Well, I’ve got good new and bad news.

The operation that was conducted pretty much all day today to break the feedback loop for Freenode and OFTC staff unveiled a minor but critical vulnerability in the data shape produced by tenta.

Now that it’s mostly over,  or mitigated at least, I can reveal the details.

Problem

Technically it’s not a bug, as the issue is in the “negative spaces” in the data that’s created.  When the tenta client joins it currently omits its own user from the logs.  This is actually bad, as, it can be used to root out the runners.  I’ll explain more below.

Certainty

I’ve been able to confirm that this is the method the staff were using to identify the “bait bots”.  I’d originally thought they were processing some server-side information, and I’m sure they did in some cases, but was able to conduct thorough A:B and isolation tests to verify that they are also cross-referencing local logs with presenta logs; this was found by making minor adjustments in their field of vision and then waiting for a bait to hook in a controlled manner repeatedly by comparing page views to klined bots in a predetermined manner after assessing what their visible data points were.  They were processing the joins listed in the presenta logs and also checking for missing user data there, and comparing to local logs.

Impact

This has to be fixed before we can use any more runner data.  I went ahead when I first suspected and deleted random rows from the database early on to obfuscate already existing data so we dont have to lose the whole database but I will not be turning the feeds back on until the next update to tenta.  All pooled data is useless without compromising the runners.

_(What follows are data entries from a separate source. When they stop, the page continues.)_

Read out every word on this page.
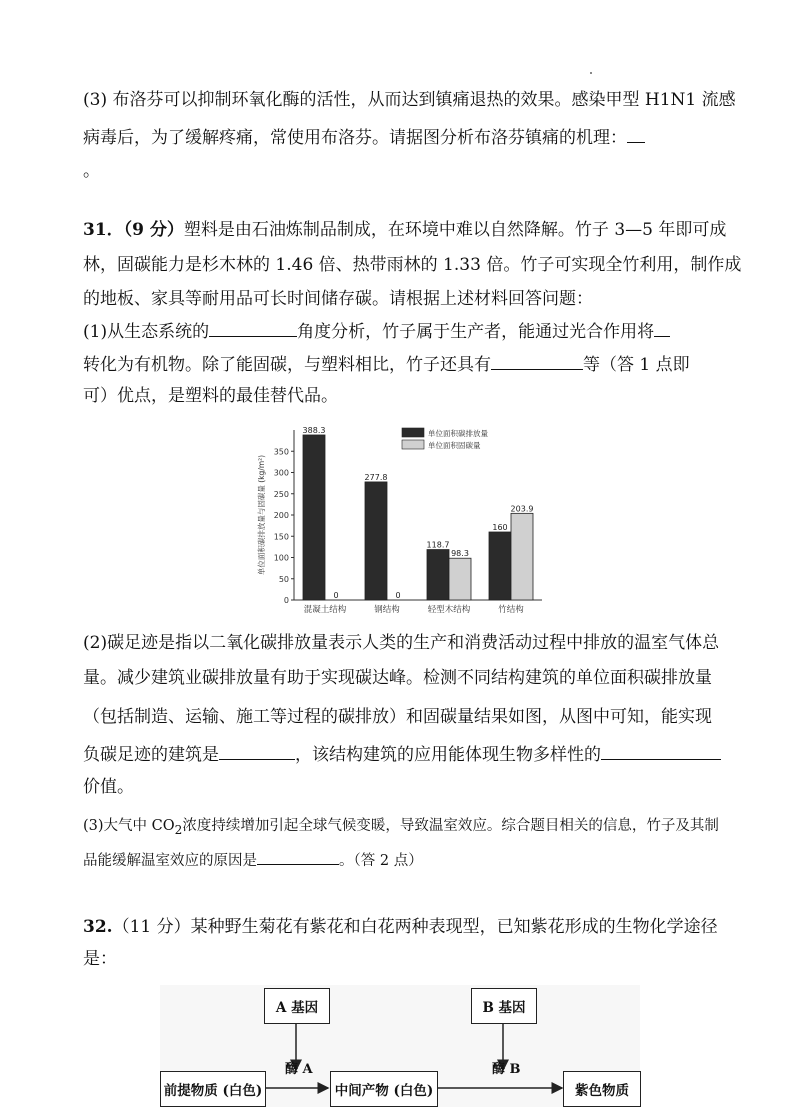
(3) 布洛芬可以抑制环氧化酶的活性，从而达到镇痛退热的效果。感染甲型 H1N1 流感
病毒后，为了缓解疼痛，常使用布洛芬。请据图分析布洛芬镇痛的机理：
。
31．（9 分）塑料是由石油炼制品制成，在环境中难以自然降解。竹子 3—5 年即可成
林，固碳能力是杉木林的 1.46 倍、热带雨林的 1.33 倍。竹子可实现全竹利用，制作成
的地板、家具等耐用品可长时间储存碳。请根据上述材料回答问题：
(1)从生态系统的	角度分析，竹子属于生产者，能通过光合作用将
转化为有机物。除了能固碳，与塑料相比，竹子还具有	等（答 1 点即
可）优点，是塑料的最佳替代品。
0
50
100
150
200
250
300
350
单位面积碳排放量与固碳量 (kg/m²)
388.3
0
混凝土结构
277.8
0
钢结构
118.7
98.3
轻型木结构
160
203.9
竹结构
单位面积碳排放量
单位面积固碳量
(2)碳足迹是指以二氧化碳排放量表示人类的生产和消费活动过程中排放的温室气体总
量。减少建筑业碳排放量有助于实现碳达峰。检测不同结构建筑的单位面积碳排放量
（包括制造、运输、施工等过程的碳排放）和固碳量结果如图，从图中可知，能实现
负碳足迹的建筑是	，该结构建筑的应用能体现生物多样性的
价值。
(3)大气中 $CO_2$浓度持续增加引起全球气候变暖，导致温室效应。综合题目相关的信息，竹子及其制
品能缓解温室效应的原因是	。（答 2 点）
32.（11 分）某种野生菊花有紫花和白花两种表现型，已知紫花形成的生物化学途径
是：
A 基因	B 基因
酶 A	酶 B
前提物质 (白色)	中间产物 (白色)	紫色物质
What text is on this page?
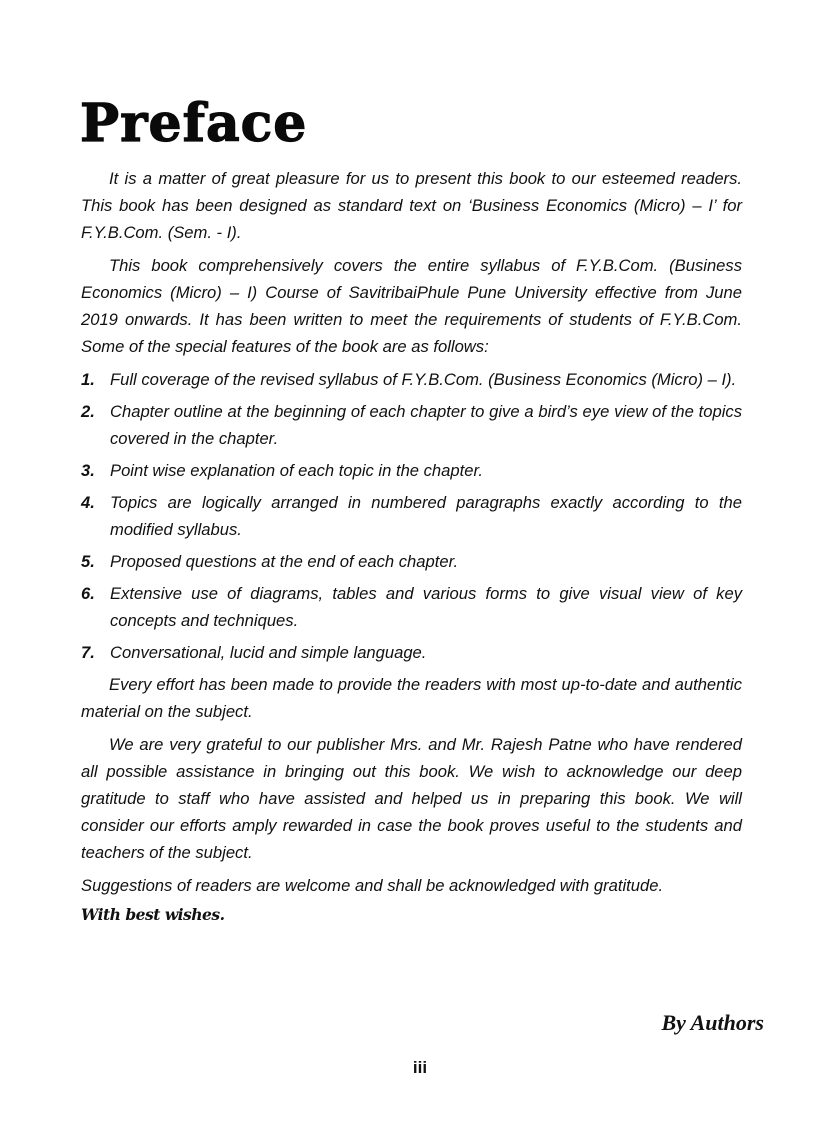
Preface

It is a matter of great pleasure for us to present this book to our esteemed readers. This book has been designed as standard text on ‘Business Economics (Micro) – I’ for F.Y.B.Com. (Sem. - I).

This book comprehensively covers the entire syllabus of F.Y.B.Com. (Business Economics (Micro) – I) Course of SavitribaiPhule Pune University effective from June 2019 onwards. It has been written to meet the requirements of students of F.Y.B.Com. Some of the special features of the book are as follows:

1. Full coverage of the revised syllabus of F.Y.B.Com. (Business Economics (Micro) – I).
2. Chapter outline at the beginning of each chapter to give a bird’s eye view of the topics covered in the chapter.
3. Point wise explanation of each topic in the chapter.
4. Topics are logically arranged in numbered paragraphs exactly according to the modified syllabus.
5. Proposed questions at the end of each chapter.
6. Extensive use of diagrams, tables and various forms to give visual view of key concepts and techniques.
7. Conversational, lucid and simple language.

Every effort has been made to provide the readers with most up-to-date and authentic material on the subject.

We are very grateful to our publisher Mrs. and Mr. Rajesh Patne who have rendered all possible assistance in bringing out this book. We wish to acknowledge our deep gratitude to staff who have assisted and helped us in preparing this book. We will consider our efforts amply rewarded in case the book proves useful to the students and teachers of the subject.

Suggestions of readers are welcome and shall be acknowledged with gratitude.

With best wishes.

By Authors
iii
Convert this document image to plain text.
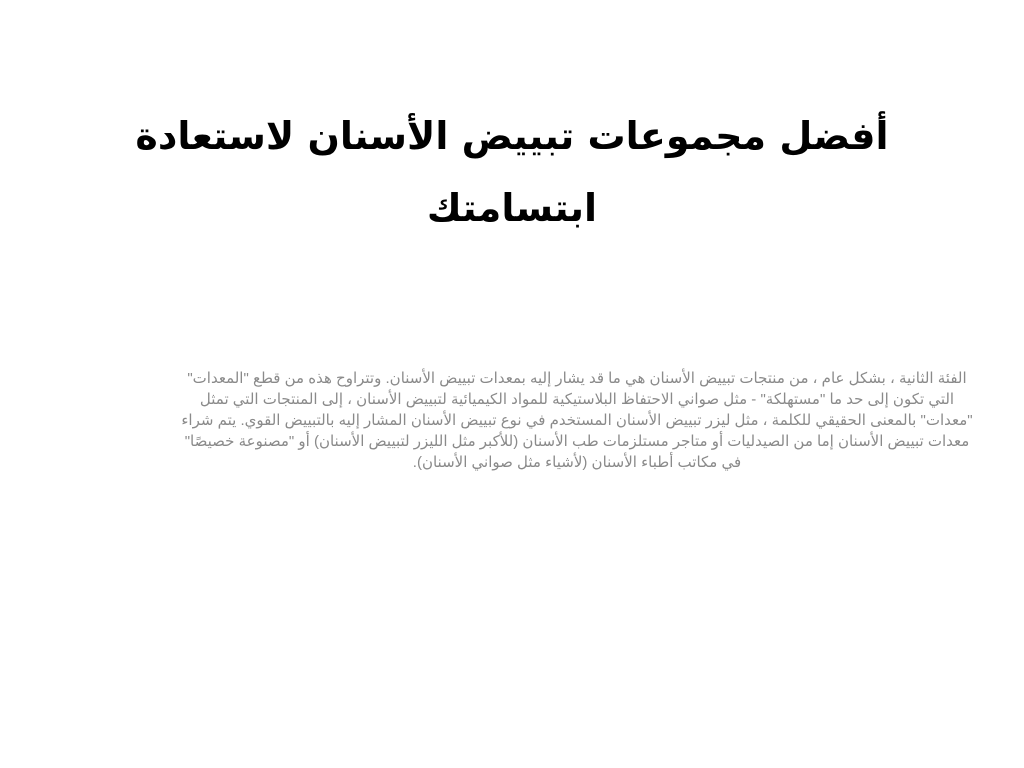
أفضل مجموعات تبييض الأسنان لاستعادة ابتسامتك

الفئة الثانية ، بشكل عام ، من منتجات تبييض الأسنان هي ما قد يشار إليه بمعدات تبييض الأسنان. وتتراوح هذه من قطع "المعدات" التي تكون إلى حد ما "مستهلكة" - مثل صواني الاحتفاظ البلاستيكية للمواد الكيميائية لتبييض الأسنان ، إلى المنتجات التي تمثل "معدات" بالمعنى الحقيقي للكلمة ، مثل ليزر تبييض الأسنان المستخدم في نوع تبييض الأسنان المشار إليه بالتبييض القوي. يتم شراء معدات تبييض الأسنان إما من الصيدليات أو متاجر مستلزمات طب الأسنان (للأكبر مثل الليزر لتبييض الأسنان) أو "مصنوعة خصيصًا" في مكاتب أطباء الأسنان (لأشياء مثل صواني الأسنان).
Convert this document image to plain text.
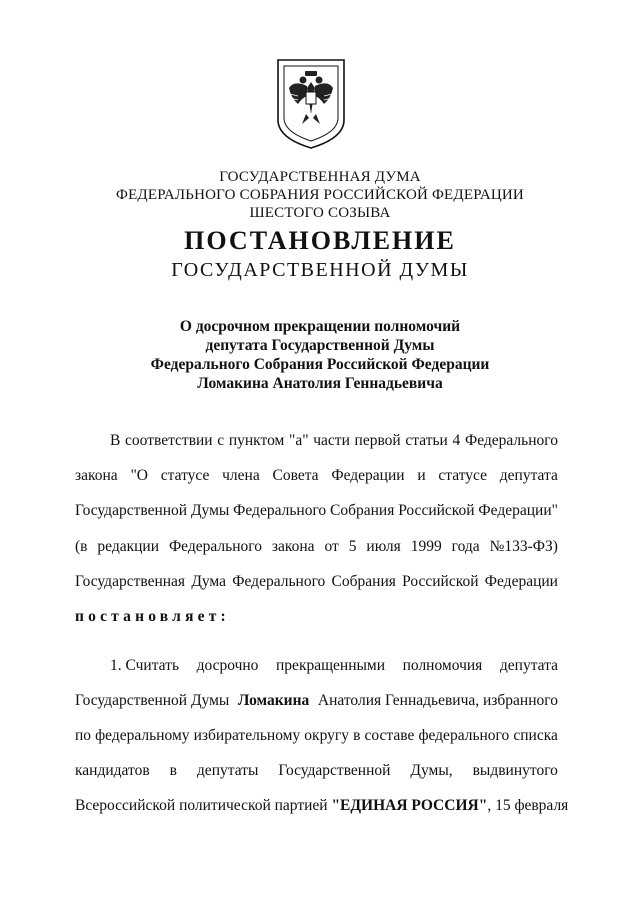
ГОСУДАРСТВЕННАЯ ДУМА
ФЕДЕРАЛЬНОГО СОБРАНИЯ РОССИЙСКОЙ ФЕДЕРАЦИИ
ШЕСТОГО СОЗЫВА
ПОСТАНОВЛЕНИЕ
ГОСУДАРСТВЕННОЙ ДУМЫ
О досрочном прекращении полномочий
депутата Государственной Думы
Федерального Собрания Российской Федерации
Ломакина Анатолия Геннадьевича
В соответствии с пунктом "а" части первой статьи 4 Федерального
закона "О статусе члена Совета Федерации и статусе депутата
Государственной Думы Федерального Собрания Российской Федерации"
(в редакции Федерального закона от 5 июля 1999 года №133-ФЗ)
Государственная Дума Федерального Собрания Российской Федерации
постановляет:
1. Считать досрочно прекращенными полномочия депутата
Государственной Думы Ломакина Анатолия Геннадьевича, избранного
по федеральному избирательному округу в составе федерального списка
кандидатов в депутаты Государственной Думы, выдвинутого
Всероссийской политической партией "ЕДИНАЯ РОССИЯ", 15 февраля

Otherwise, A Relative Success

In other, better news, the staff used approximately 6,086 IP Addresses total during the operation to view the logs.  I think we’ve just about got their loop compromised.

Here is a list of those IP addresses in case you’d like to do something similar if you host a rogue clone of IRCTHULU PRESENTA on your PHP-APACHE server — dropping this in an include should pretty must ghost out the whole TOR network, most vpn’s known for being abused, and almost all the relevant staff’s various proxies and owned IP addresses:

http://paste.silogroup.org/axohacugej.apache

The process for adding them to the ban list was automated about 10 minutes in, but, I needed to disable the banning for a good long stretch or they’d have caught on to what was really going on.  One of them was really smart and added in some well crafted characters to try to slide through a grep and I didn’t see what they were doing until about an hour in — whoever that was knew exactly what what was up.

There will still be some of them that can access, but,  it’s pretty straight forward now.  This will buy plenty of time since I can’t use runners until the Tenta update.  New version of Nerve will accompany to add the feature of clearing out the pooled messages on restart.

I’m pretty excited — this was a total blast.  This whole project’s been like that.

Recap

  • This operation did indeed confirm the OFTC and FNODE network is actively targeting the runners.
  • FNODE and OFTC Feedback Loop is mostly broken so they won’t be able to for much longer.
  • They did my bug testing and risk analysis for me today which identified the vulnerability they’d use to find the runners.
  • Unfortunately it was significant enough that I can’t turn them back on without compromising their identities.
  • I obtained excellent data leverage-able to conduct “further WTF”.  Which I will certainly be doing.